Все началось после того, как их воинскую часть — а Юра служил в стройбате —

в первый же день, во время разгрузки, накрыли бомбовым ковром свои же самолеты. И было не понятно — то ли действительно не видят летчики, куда сбрасывают смертоносный груз, толи, наоборот, видят, но ничего с собой поделать не могут — как объяснил потом Юре Славину его командир, старший лейтенант, худой как жердь, с дергающиеся правой щекой:

— Это так называемый синдром «охотника»…

— Объясните, товарищ старший лейтенант(Юра, как и остальные в их строительной команде, называл командира с едва уловимой ноткой фамильярности).

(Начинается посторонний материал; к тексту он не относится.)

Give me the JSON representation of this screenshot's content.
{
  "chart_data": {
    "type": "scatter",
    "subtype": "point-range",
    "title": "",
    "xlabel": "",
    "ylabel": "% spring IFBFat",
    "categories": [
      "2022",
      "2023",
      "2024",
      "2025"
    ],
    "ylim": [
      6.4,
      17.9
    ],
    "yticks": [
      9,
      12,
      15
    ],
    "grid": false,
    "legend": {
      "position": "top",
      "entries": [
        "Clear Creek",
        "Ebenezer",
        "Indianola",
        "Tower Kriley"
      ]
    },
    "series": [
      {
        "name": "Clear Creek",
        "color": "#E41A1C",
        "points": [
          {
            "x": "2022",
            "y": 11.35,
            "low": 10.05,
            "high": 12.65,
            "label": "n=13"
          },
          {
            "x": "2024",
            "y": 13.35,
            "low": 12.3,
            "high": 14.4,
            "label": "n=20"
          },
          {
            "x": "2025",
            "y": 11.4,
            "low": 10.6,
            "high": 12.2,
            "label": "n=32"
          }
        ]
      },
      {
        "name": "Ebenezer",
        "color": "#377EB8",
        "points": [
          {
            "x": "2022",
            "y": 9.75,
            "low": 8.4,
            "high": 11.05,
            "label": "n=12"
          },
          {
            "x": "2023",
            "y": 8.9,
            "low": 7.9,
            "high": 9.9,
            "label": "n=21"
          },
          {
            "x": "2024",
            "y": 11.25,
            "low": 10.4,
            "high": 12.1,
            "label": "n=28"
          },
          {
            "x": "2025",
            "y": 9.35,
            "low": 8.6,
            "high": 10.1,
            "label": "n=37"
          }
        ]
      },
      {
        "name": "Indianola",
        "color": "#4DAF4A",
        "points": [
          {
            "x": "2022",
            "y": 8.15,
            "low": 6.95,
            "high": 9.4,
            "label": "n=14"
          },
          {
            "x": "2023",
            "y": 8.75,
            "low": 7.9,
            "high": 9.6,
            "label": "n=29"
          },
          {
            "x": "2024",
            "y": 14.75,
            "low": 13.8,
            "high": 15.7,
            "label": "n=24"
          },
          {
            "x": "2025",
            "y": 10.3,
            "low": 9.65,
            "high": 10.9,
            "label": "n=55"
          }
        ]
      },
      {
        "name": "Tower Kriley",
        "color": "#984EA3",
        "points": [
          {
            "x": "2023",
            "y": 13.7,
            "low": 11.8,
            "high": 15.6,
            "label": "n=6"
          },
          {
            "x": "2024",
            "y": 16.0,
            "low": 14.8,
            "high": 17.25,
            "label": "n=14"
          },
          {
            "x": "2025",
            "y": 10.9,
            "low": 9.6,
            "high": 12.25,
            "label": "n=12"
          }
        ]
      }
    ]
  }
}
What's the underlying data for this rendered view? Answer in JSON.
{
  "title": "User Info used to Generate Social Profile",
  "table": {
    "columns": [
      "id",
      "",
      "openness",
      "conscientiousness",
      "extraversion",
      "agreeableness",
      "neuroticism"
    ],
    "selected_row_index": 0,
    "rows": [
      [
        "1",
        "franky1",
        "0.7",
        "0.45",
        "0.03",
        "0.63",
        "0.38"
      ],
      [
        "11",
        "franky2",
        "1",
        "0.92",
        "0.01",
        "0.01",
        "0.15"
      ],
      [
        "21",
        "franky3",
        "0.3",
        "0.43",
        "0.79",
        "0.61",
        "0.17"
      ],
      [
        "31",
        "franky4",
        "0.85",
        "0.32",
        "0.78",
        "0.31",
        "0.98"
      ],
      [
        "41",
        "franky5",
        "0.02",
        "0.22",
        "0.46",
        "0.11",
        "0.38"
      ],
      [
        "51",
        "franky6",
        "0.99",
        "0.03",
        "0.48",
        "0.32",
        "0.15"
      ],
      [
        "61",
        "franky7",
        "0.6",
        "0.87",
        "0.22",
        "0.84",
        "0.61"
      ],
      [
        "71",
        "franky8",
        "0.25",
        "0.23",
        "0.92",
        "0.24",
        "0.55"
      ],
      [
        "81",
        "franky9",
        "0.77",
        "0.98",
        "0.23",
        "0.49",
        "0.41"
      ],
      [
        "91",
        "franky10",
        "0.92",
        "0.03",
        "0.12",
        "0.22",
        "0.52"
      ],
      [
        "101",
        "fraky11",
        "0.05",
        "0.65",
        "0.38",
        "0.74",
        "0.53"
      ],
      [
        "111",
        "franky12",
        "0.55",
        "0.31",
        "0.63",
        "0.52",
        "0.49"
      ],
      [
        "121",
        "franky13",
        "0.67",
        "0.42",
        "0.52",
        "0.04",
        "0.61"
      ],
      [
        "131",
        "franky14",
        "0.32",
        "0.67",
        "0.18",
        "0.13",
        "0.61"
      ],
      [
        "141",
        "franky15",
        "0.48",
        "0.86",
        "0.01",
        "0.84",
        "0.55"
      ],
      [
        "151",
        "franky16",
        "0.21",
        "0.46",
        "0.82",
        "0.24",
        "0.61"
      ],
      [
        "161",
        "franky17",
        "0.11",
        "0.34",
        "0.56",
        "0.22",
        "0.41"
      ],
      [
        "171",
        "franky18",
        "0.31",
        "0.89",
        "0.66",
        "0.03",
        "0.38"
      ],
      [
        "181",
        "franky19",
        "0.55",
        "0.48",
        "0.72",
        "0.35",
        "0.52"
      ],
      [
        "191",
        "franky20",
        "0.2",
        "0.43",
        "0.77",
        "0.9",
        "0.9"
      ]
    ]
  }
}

— Синдром «охотника» проявляется только на войне, — с удовольствием объяснял старший лейтенант — было видно, что ему нравится чувствовать себя выше солдат, — и главная его отличительная особенность в том, что со временем ты так привыкаешь убивать, что тебе постоянно мерещится «дичь»…

— Что?

— Ну, это же просто! Ты летаешь как, скажем, коршун, — и выискиваешь добычу. Понятно?

— Ну…

— Гну! Скажи — понятно?

— Понятно!

— Итак, ты летаешь, ищешь добычу… Вдруг — раз! Увидел. И бьешь ее… Причем уже не смотришь, кто и что под тобой: свои, чужие, мирные или еще кто.

— Чего-то не верится!

— Вот как накроют тебя еще пару раз наши «сушки»2, так сразу поверишь, Славин, — со значением в голосе пообещал старший лейтенант.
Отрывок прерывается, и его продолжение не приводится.